If velocity takes off, then we are indeed at risk of general inflation, but right now it looks more like a liquidity trap. What we are seeing is asset inflation, as the cash gets parked in equities, speculative cryptocurrencies, or real estate. The last is also compounded by side-effects of COVID: Work from home has accelerated the Big Sort of Americans into ideological clusters, skewing regional demands at the same time as construction supply chains and labor were thrashed.
So what might increase velocity and detonate the inflation bomb that is certainly ticking away? The transient price shifts created by the supply thrash probably won’t do it, unless they persist long and widely enough to create an inflationary psychology (a point on which the right side is not helping at all). What those shifts are doing is increasing uncertainly, which typically slows investment and growth.

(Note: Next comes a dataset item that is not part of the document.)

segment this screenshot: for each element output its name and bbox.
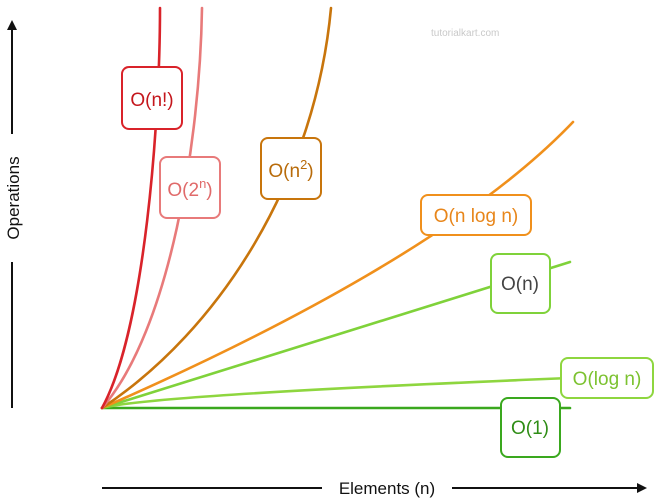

Once the transients die out, what kind of economy is likely? We have an administration with regulatory and taxation policies as bad or worse than Obama’s, and pursuing foreign policies that are likely to increase global instability. It seems reasonable to expect, at best, a slow growth environment such as Obama produced after the 2008 crash or at worst, a Carteresque malaise and stagnation. With many businesses having involuntarily downsized during COVID, it will be very tempting to keep the wallet closed rather than rebuild to the levels of the Trump economy.
(This started as a ‘thinking into the keyboard’ exercise to ponder my own investment strategy, and grew to the level of a post. What do you think is going on?)